Jonathan Turley writes about an interesting development in South Florida where a
prosecutor defense attorney in a purely local car robbery case in which phone records that he needed had disappeared suddenly realized that the NSA had the data and now he wants them to share it.
I was interviewed yesterday in an extraordinary case out of South Florida where Attorney Marshall Dore Louis faced a problem that phone records material to his defense of a car robbery suspect have disappeared. Accordingly, he is seeking the records from one resource that has stored every call from every citizen: the National Security Agency (NSA). After all, the Administration has admitted the existence of the storage and program. After that, Dore is arguing that it is just another government agency with material evidence. Indeed, the NSA wanted a complete record of all calls to store and it is now being called upon to hand over material evidence in its possession. [My italics-MS]
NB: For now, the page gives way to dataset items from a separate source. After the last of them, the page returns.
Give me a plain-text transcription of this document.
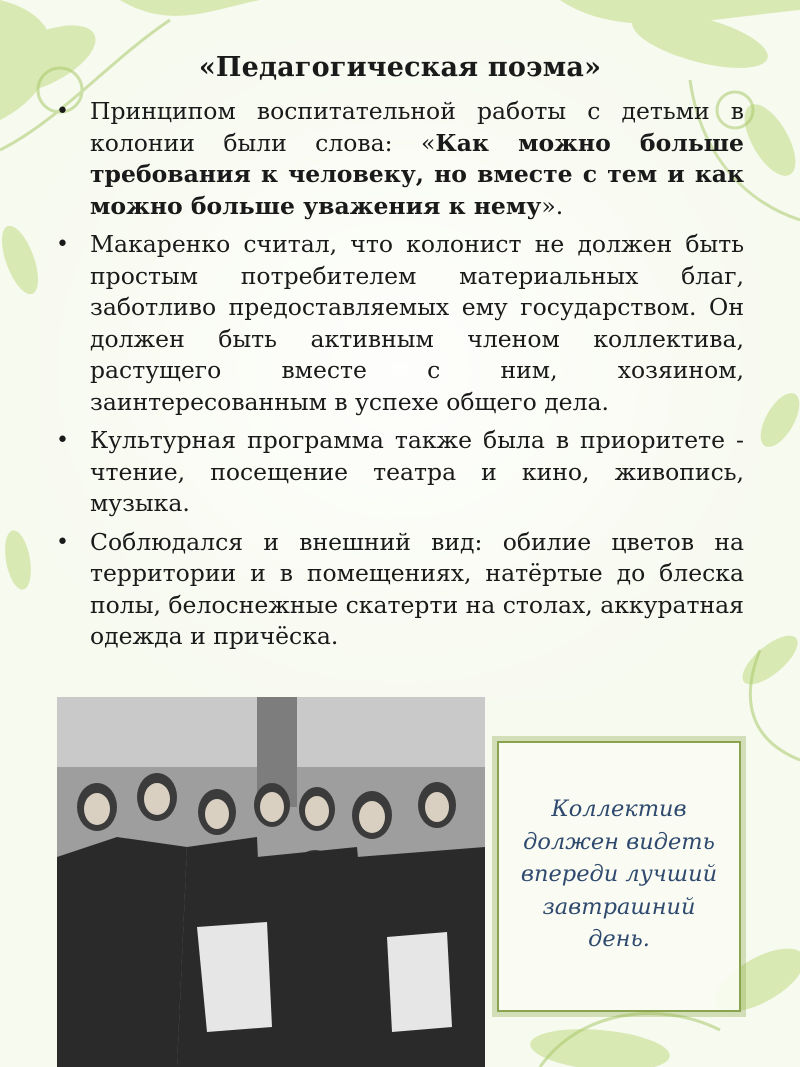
«Педагогическая поэма»
• Принципом воспитательной работы с детьми в колонии были слова: «Как можно больше требования к человеку, но вместе с тем и как можно больше уважения к нему».
• Макаренко считал, что колонист не должен быть простым потребителем материальных благ, заботливо предоставляемых ему государством. Он должен быть активным членом коллектива, растущего вместе с ним, хозяином, заинтересованным в успехе общего дела.
• Культурная программа также была в приоритете - чтение, посещение театра и кино, живопись, музыка.
• Соблюдался и внешний вид: обилие цветов на территории и в помещениях, натёртые до блеска полы, белоснежные скатерти на столах, аккуратная одежда и причёска.
Коллектив
должен видеть
впереди лучший
завтрашний
день.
Clearly, NSA views this program as a one way street and will not yield willingly to being a resource of litigators. The interesting question will be how it now objects. In the past, the government has refused to confirm such programs but it has now done so.
This is an interesting development because the government has successfully blocked previous major civil liberties cases on the grounds that since the government refuses to say whether such programs exist, the plaintiffs cannot prove that they exist and thus cannot show that they have been harmed by them and thus have no standing to sue. That defense has now collapsed. I wonder how many cases are going to be filed again.